Chinese refineries can’t get enough copper concentrate

The price of copper dipped on Monday despite trade data showing Chinese imports of refined copper rebounding in March while ore and concentrate shipments continue to strengthen.

Copper for delivery in May traded as low as $2.916 per pound ($6,430 a tonne) on the Comex market in New York, down from just shy of the $3.00 mark reached a fortnight ago.

China consumes half the world’s copper, and trade data released over the weekend showed the country’s imports of unwrought copper jumped 26.5% compared to the same month last year at 391kt.

For the first quarter, imports of refined copper are down 4.3% to 1.18mt however.
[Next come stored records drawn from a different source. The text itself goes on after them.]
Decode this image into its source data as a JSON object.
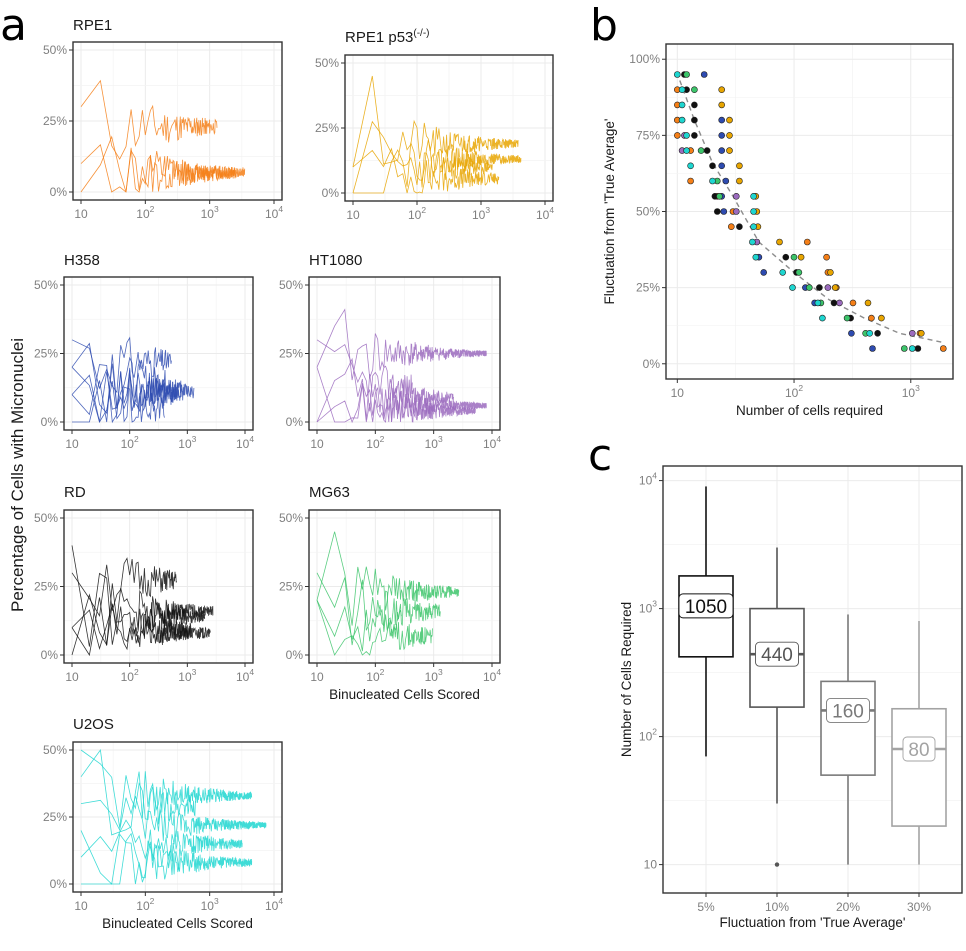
{
  "panel_labels": {
    "a": "a",
    "b": "b",
    "c": "c"
  },
  "chart_data": [
    {
      "id": "panel-a",
      "type": "line",
      "shared_ylabel": "Percentage of Cells with Micronuclei",
      "xlabel": "Binucleated Cells Scored",
      "x_scale": "log10",
      "xlim": [
        10,
        10000
      ],
      "ylim": [
        0,
        0.5
      ],
      "x_ticks": [
        10,
        100,
        1000,
        10000
      ],
      "x_tick_labels": [
        {
          "base": "10",
          "exp": ""
        },
        {
          "base": "10",
          "exp": "2"
        },
        {
          "base": "10",
          "exp": "3"
        },
        {
          "base": "10",
          "exp": "4"
        }
      ],
      "y_ticks": [
        0,
        0.25,
        0.5
      ],
      "y_tick_labels": [
        "0%",
        "25%",
        "50%"
      ],
      "grid": true,
      "facets": [
        {
          "title": "RPE1",
          "superscript": "",
          "color": "#F57F17",
          "show_xlabel": false,
          "series": [
            {
              "start": 0.3,
              "mean": 0.23,
              "n_max": 1300,
              "seed": 11
            },
            {
              "start": 0.1,
              "mean": 0.07,
              "n_max": 3500,
              "seed": 12
            },
            {
              "start": 0.0,
              "mean": 0.065,
              "n_max": 2500,
              "seed": 13
            }
          ]
        },
        {
          "title": "RPE1 p53",
          "superscript": "(-/-)",
          "color": "#E8A500",
          "show_xlabel": false,
          "series": [
            {
              "start": 0.1,
              "mean": 0.19,
              "n_max": 3800,
              "seed": 21,
              "peak": 0.45
            },
            {
              "start": 0.0,
              "mean": 0.13,
              "n_max": 4200,
              "seed": 22
            },
            {
              "start": 0.0,
              "mean": 0.1,
              "n_max": 1500,
              "seed": 23
            },
            {
              "start": 0.1,
              "mean": 0.055,
              "n_max": 1900,
              "seed": 24
            }
          ]
        },
        {
          "title": "H358",
          "superscript": "",
          "color": "#2E4BB0",
          "show_xlabel": false,
          "series": [
            {
              "start": 0.3,
              "mean": 0.22,
              "n_max": 530,
              "seed": 31
            },
            {
              "start": 0.2,
              "mean": 0.15,
              "n_max": 420,
              "seed": 32
            },
            {
              "start": 0.1,
              "mean": 0.11,
              "n_max": 1300,
              "seed": 33
            },
            {
              "start": 0.0,
              "mean": 0.12,
              "n_max": 800,
              "seed": 34
            },
            {
              "start": 0.2,
              "mean": 0.1,
              "n_max": 600,
              "seed": 35
            },
            {
              "start": 0.1,
              "mean": 0.05,
              "n_max": 400,
              "seed": 36
            }
          ]
        },
        {
          "title": "HT1080",
          "superscript": "",
          "color": "#9B6BBE",
          "show_xlabel": false,
          "series": [
            {
              "start": 0.2,
              "mean": 0.25,
              "n_max": 8000,
              "seed": 41,
              "peak": 0.35
            },
            {
              "start": 0.3,
              "mean": 0.13,
              "n_max": 430,
              "seed": 42
            },
            {
              "start": 0.0,
              "mean": 0.09,
              "n_max": 2200,
              "seed": 43
            },
            {
              "start": 0.0,
              "mean": 0.06,
              "n_max": 8000,
              "seed": 44
            },
            {
              "start": 0.2,
              "mean": 0.04,
              "n_max": 5200,
              "seed": 45
            }
          ]
        },
        {
          "title": "RD",
          "superscript": "",
          "color": "#111111",
          "show_xlabel": false,
          "series": [
            {
              "start": 0.3,
              "mean": 0.27,
              "n_max": 650,
              "seed": 51
            },
            {
              "start": 0.4,
              "mean": 0.16,
              "n_max": 2800,
              "seed": 52
            },
            {
              "start": 0.1,
              "mean": 0.14,
              "n_max": 2000,
              "seed": 53
            },
            {
              "start": 0.0,
              "mean": 0.08,
              "n_max": 2500,
              "seed": 54
            },
            {
              "start": 0.1,
              "mean": 0.09,
              "n_max": 1200,
              "seed": 55
            }
          ]
        },
        {
          "title": "MG63",
          "superscript": "",
          "color": "#3CC46A",
          "show_xlabel": true,
          "series": [
            {
              "start": 0.2,
              "mean": 0.23,
              "n_max": 2700,
              "seed": 61,
              "peak": 0.45
            },
            {
              "start": 0.3,
              "mean": 0.16,
              "n_max": 1300,
              "seed": 62
            },
            {
              "start": 0.2,
              "mean": 0.12,
              "n_max": 280,
              "seed": 63
            },
            {
              "start": 0.2,
              "mean": 0.07,
              "n_max": 950,
              "seed": 64
            }
          ]
        },
        {
          "title": "U2OS",
          "superscript": "",
          "color": "#1ED6D0",
          "show_xlabel": true,
          "series": [
            {
              "start": 0.4,
              "mean": 0.33,
              "n_max": 4500,
              "seed": 71,
              "peak": 0.5
            },
            {
              "start": 0.5,
              "mean": 0.29,
              "n_max": 600,
              "seed": 72
            },
            {
              "start": 0.3,
              "mean": 0.22,
              "n_max": 7500,
              "seed": 73
            },
            {
              "start": 0.1,
              "mean": 0.15,
              "n_max": 3200,
              "seed": 74
            },
            {
              "start": 0.2,
              "mean": 0.08,
              "n_max": 4500,
              "seed": 75
            },
            {
              "start": 0.0,
              "mean": 0.1,
              "n_max": 350,
              "seed": 76
            }
          ]
        }
      ]
    },
    {
      "id": "panel-b",
      "type": "scatter",
      "xlabel": "Number of cells required",
      "ylabel": "Fluctuation from 'True Average'",
      "x_scale": "log10",
      "xlim": [
        8,
        2300
      ],
      "ylim": [
        -0.05,
        1.05
      ],
      "x_ticks": [
        10,
        100,
        1000
      ],
      "x_tick_labels": [
        {
          "base": "10",
          "exp": ""
        },
        {
          "base": "10",
          "exp": "2"
        },
        {
          "base": "10",
          "exp": "3"
        }
      ],
      "y_ticks": [
        0,
        0.25,
        0.5,
        0.75,
        1.0
      ],
      "y_tick_labels": [
        "0%",
        "25%",
        "50%",
        "75%",
        "100%"
      ],
      "grid": true,
      "trend": {
        "style": "dashed",
        "color": "#8c8c8c",
        "points": [
          [
            10.5,
            0.93
          ],
          [
            14,
            0.8
          ],
          [
            20,
            0.66
          ],
          [
            30,
            0.55
          ],
          [
            50,
            0.4
          ],
          [
            100,
            0.3
          ],
          [
            200,
            0.21
          ],
          [
            400,
            0.15
          ],
          [
            800,
            0.1
          ],
          [
            1900,
            0.07
          ]
        ]
      },
      "groups": [
        {
          "name": "RPE1",
          "color": "#F57F17",
          "points": [
            [
              10,
              0.9
            ],
            [
              10,
              0.85
            ],
            [
              10,
              0.8
            ],
            [
              10,
              0.75
            ],
            [
              13,
              0.7
            ],
            [
              13,
              0.6
            ],
            [
              22,
              0.55
            ],
            [
              30,
              0.5
            ],
            [
              29,
              0.45
            ],
            [
              190,
              0.35
            ],
            [
              195,
              0.3
            ],
            [
              230,
              0.25
            ],
            [
              320,
              0.2
            ],
            [
              460,
              0.15
            ],
            [
              1200,
              0.1
            ],
            [
              1900,
              0.05
            ],
            [
              130,
              0.4
            ]
          ]
        },
        {
          "name": "RPE1 p53",
          "color": "#E8A500",
          "points": [
            [
              24,
              0.9
            ],
            [
              24,
              0.85
            ],
            [
              28,
              0.8
            ],
            [
              28,
              0.75
            ],
            [
              28,
              0.7
            ],
            [
              34,
              0.65
            ],
            [
              34,
              0.6
            ],
            [
              47,
              0.55
            ],
            [
              48,
              0.5
            ],
            [
              49,
              0.45
            ],
            [
              75,
              0.4
            ],
            [
              115,
              0.35
            ],
            [
              205,
              0.3
            ],
            [
              225,
              0.25
            ],
            [
              430,
              0.2
            ],
            [
              560,
              0.15
            ],
            [
              1230,
              0.1
            ]
          ]
        },
        {
          "name": "H358",
          "color": "#2E4BB0",
          "points": [
            [
              17,
              0.95
            ],
            [
              24,
              0.8
            ],
            [
              24,
              0.75
            ],
            [
              24,
              0.7
            ],
            [
              24,
              0.65
            ],
            [
              26,
              0.6
            ],
            [
              24,
              0.55
            ],
            [
              25,
              0.5
            ],
            [
              50,
              0.35
            ],
            [
              55,
              0.3
            ],
            [
              125,
              0.25
            ],
            [
              150,
              0.2
            ],
            [
              310,
              0.1
            ],
            [
              470,
              0.05
            ]
          ]
        },
        {
          "name": "HT1080",
          "color": "#9B6BBE",
          "points": [
            [
              11.5,
              0.75
            ],
            [
              11,
              0.7
            ],
            [
              32,
              0.55
            ],
            [
              32,
              0.5
            ],
            [
              48,
              0.4
            ],
            [
              195,
              0.25
            ],
            [
              245,
              0.2
            ],
            [
              1030,
              0.1
            ]
          ]
        },
        {
          "name": "RD",
          "color": "#111111",
          "points": [
            [
              11.5,
              0.95
            ],
            [
              12,
              0.9
            ],
            [
              14,
              0.85
            ],
            [
              14,
              0.8
            ],
            [
              14,
              0.75
            ],
            [
              18,
              0.7
            ],
            [
              20,
              0.65
            ],
            [
              21,
              0.55
            ],
            [
              22,
              0.5
            ],
            [
              34,
              0.45
            ],
            [
              85,
              0.35
            ],
            [
              105,
              0.3
            ],
            [
              165,
              0.25
            ],
            [
              220,
              0.2
            ],
            [
              305,
              0.15
            ],
            [
              520,
              0.1
            ],
            [
              1150,
              0.05
            ]
          ]
        },
        {
          "name": "MG63",
          "color": "#3CC46A",
          "points": [
            [
              12,
              0.95
            ],
            [
              14,
              0.9
            ],
            [
              16,
              0.7
            ],
            [
              22,
              0.6
            ],
            [
              23,
              0.55
            ],
            [
              100,
              0.35
            ],
            [
              110,
              0.3
            ],
            [
              135,
              0.25
            ],
            [
              170,
              0.2
            ],
            [
              285,
              0.15
            ],
            [
              410,
              0.1
            ],
            [
              880,
              0.05
            ]
          ]
        },
        {
          "name": "U2OS",
          "color": "#1ED6D0",
          "points": [
            [
              10,
              0.95
            ],
            [
              11,
              0.9
            ],
            [
              11,
              0.85
            ],
            [
              11,
              0.8
            ],
            [
              12,
              0.75
            ],
            [
              12,
              0.7
            ],
            [
              13,
              0.65
            ],
            [
              20,
              0.6
            ],
            [
              45,
              0.55
            ],
            [
              45,
              0.5
            ],
            [
              45,
              0.45
            ],
            [
              44,
              0.4
            ],
            [
              47,
              0.35
            ],
            [
              80,
              0.3
            ],
            [
              97,
              0.25
            ],
            [
              160,
              0.2
            ],
            [
              175,
              0.15
            ],
            [
              445,
              0.1
            ],
            [
              1030,
              0.05
            ]
          ]
        }
      ]
    },
    {
      "id": "panel-c",
      "type": "box",
      "xlabel": "Fluctuation from 'True Average'",
      "ylabel": "Number of Cells Required",
      "y_scale": "log10",
      "ylim": [
        6,
        13000
      ],
      "y_ticks": [
        10,
        100,
        1000,
        10000
      ],
      "y_tick_labels": [
        {
          "base": "10",
          "exp": ""
        },
        {
          "base": "10",
          "exp": "2"
        },
        {
          "base": "10",
          "exp": "3"
        },
        {
          "base": "10",
          "exp": "4"
        }
      ],
      "grid": true,
      "categories": [
        "5%",
        "10%",
        "20%",
        "30%"
      ],
      "boxes": [
        {
          "category": "5%",
          "color": "#111111",
          "whisker_low": 70,
          "q1": 420,
          "median": 1050,
          "q3": 1800,
          "whisker_high": 9000,
          "label": "1050",
          "outliers": []
        },
        {
          "category": "10%",
          "color": "#555555",
          "whisker_low": 30,
          "q1": 170,
          "median": 440,
          "q3": 1000,
          "whisker_high": 3000,
          "label": "440",
          "outliers": [
            10
          ]
        },
        {
          "category": "20%",
          "color": "#7a7a7a",
          "whisker_low": 10,
          "q1": 50,
          "median": 160,
          "q3": 270,
          "whisker_high": 900,
          "label": "160",
          "outliers": []
        },
        {
          "category": "30%",
          "color": "#a3a3a3",
          "whisker_low": 10,
          "q1": 20,
          "median": 80,
          "q3": 165,
          "whisker_high": 800,
          "label": "80",
          "outliers": []
        }
      ]
    }
  ]
}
Last year China imported a record 5.3m tonnes of refined copper.

New smelters and refineries built in China in recent years help to explain the contraction, but the expansion of the downstream copper industry has also increased demand and competition for copper concentrate.

Imports of copper ore concentrate of 1.77m was up 10.4% in March from a year ago but was down from a blockbuster February when cargoes came in at a record 1.93m tonnes for the month.
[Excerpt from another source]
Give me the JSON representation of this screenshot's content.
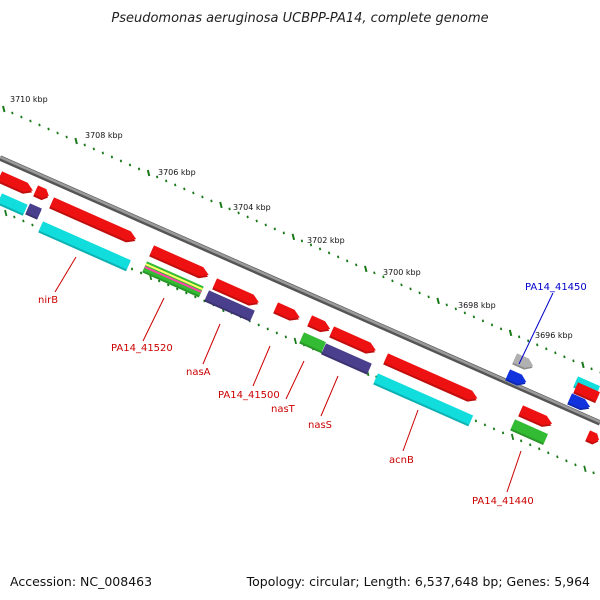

Imports of copper concentrate were up 20% in the first quarter at 5.6m tonnes. On an annualized basis concentrate imports are set to handily beat the record set in 2018 of 19.7m tonnes.

“This squashed any concerns over soft demand post the Chinese New Year holiday. Sentiment was further boosted by strong credit and monetary data,” antipodean investment bank ANZ said in a note quoted by Reuters.

Final trade rounds

China put in place a complete ban on certain types of scrap copper imports at the start of 2019 on top of a 25% tariff on imports from the United States, one of its main suppliers, instituted in August.

The dip in the copper price may be temporary as hopes of a quick end to the US-China trade dispute – a major factor weighing on sentiment in commodities markets – are rekindled.

Reuters reports US Treasury Secretary Steven Mnuchin said on Saturday that a trade agreement would go “way beyond” previous efforts to open China’s markets to US companies and hoped that the two sides were “close to the final round” of negotiations.